Manning entró despacio y titubeando a través de la puerta-ventana, quedándose tan cerca de ella como le fue posible. Tenía la gorra en la mano y le daba vueltas y más vueltas sin cesar. Se encorvaba mucho, aunque probablemente no era tan viejo como parecía, y sus ojos, vivos e inteligentes, contradecían sus palabras, lentas y cautelosas.

—Manning —dijo John—, este señor va a hacerle unas preguntas y yo quiero que usted le conteste.

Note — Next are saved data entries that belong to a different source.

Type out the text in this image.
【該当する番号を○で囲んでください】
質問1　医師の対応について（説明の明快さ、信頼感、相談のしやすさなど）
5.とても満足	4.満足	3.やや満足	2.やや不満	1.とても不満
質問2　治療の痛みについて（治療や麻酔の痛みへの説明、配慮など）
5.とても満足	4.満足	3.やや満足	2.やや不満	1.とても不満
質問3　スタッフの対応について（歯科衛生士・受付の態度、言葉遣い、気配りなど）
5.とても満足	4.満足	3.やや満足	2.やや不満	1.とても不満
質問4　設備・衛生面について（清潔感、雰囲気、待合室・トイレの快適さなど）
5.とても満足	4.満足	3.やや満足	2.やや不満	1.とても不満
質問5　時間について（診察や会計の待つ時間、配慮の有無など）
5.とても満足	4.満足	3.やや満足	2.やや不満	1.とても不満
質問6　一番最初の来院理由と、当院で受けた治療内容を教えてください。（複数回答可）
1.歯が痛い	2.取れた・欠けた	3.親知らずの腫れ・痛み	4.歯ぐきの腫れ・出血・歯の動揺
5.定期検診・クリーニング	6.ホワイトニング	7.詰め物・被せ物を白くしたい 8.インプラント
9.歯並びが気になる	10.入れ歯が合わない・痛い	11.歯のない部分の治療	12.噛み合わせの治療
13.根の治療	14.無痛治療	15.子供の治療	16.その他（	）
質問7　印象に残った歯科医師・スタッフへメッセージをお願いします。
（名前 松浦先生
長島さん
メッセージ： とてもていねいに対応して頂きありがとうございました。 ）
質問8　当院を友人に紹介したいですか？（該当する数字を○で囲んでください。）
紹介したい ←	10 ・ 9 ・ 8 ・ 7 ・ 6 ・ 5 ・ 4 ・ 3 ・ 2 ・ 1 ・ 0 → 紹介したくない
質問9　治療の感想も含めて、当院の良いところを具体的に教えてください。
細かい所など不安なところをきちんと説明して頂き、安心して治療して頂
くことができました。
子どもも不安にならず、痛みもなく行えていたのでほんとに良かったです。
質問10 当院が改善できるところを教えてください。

—Sí, señor —musitó Manning.

Poirot se acercó a él con ligereza. La mirada de Manning resbaló sobre él con cierto desprecio.

—Estaba usted ayer tarde plantando un macizo de begonias en la parte sur de la casa, ¿no es así, Manning?

—Sí, señor; yo y William.

—Y mistress Inglethorp se acercó a la ventana y les llamó, ¿verdad?

—Sí, señor.

—Dígame usted exactamente lo que ocurrió después de acaecer esto.

—No gran cosa, señor. Ella le dijo a William que cogiera la bicicleta y fuera al pueblo a buscar papel para un testamento, o algo por el estilo, no sé bien; se lo escribió.

—¿Y qué más?

—William fue, señor.

—¿Y qué ocurrió después?

—Continuamos con las begonias, señor.

—¿No les volvió a llamar mistress Inglethorp?

—Sí, señor; nos llamó a los dos, a William y a mí.

—¿Y luego?

—Nos hizo firmar al final de un papel muy largo, debajo de donde ella había firmado.

—¿Vio usted algo de lo que estaba escrito antes de la firma de ella? —preguntó Poirot vivamente.

—No, señor; había un trozo de secante encima de aquella parte.

—¿Y firmaron ustedes donde les dijo?

—Sí, señor, yo primero y después William.

—¿Qué hizo ella después con el documento?

—Lo metió dentro de un sobre largo y lo guardó en una especie de caja morada que había en el escritorio.

—¿Qué hora era cuando les llamó a ustedes por primera vez?

—A eso de las cuatro, creo yo, señor.

—¿No sería más temprano? ¿A las tres y media, por ejemplo?

—No, me parece que no, señor. Más bien un poco después de las cuatro, no antes.

—Gracias, Manning, está bien —dijo Poirot amablemente.

El jardinero consultó a su amo con la mirada, John asintió y Manning se retiró por la puerta-ventana, llevándose un dedo a la frente a guisa de saludo y murmurando entre dientes algo ininteligible.

Nos miramos unos a otros.

—¡Cielo santo! —murmuró John—. ¡Qué coincidencia más extraordinaria!

—¿Cómo coincidencia?

—Que mi madre hubiera hecho el testamento el mismo día de su muerte.

Wells se aclaró la garganta y observó fríamente:

—¿Está usted seguro de que es una coincidencia, Cavendish?

—¿Qué quiere decir?

—Su madre, según me ha dicho, tuvo una violenta disputa con… alguien, ayer tarde.

—¿Qué quiere decir? —volvió a exclamar John.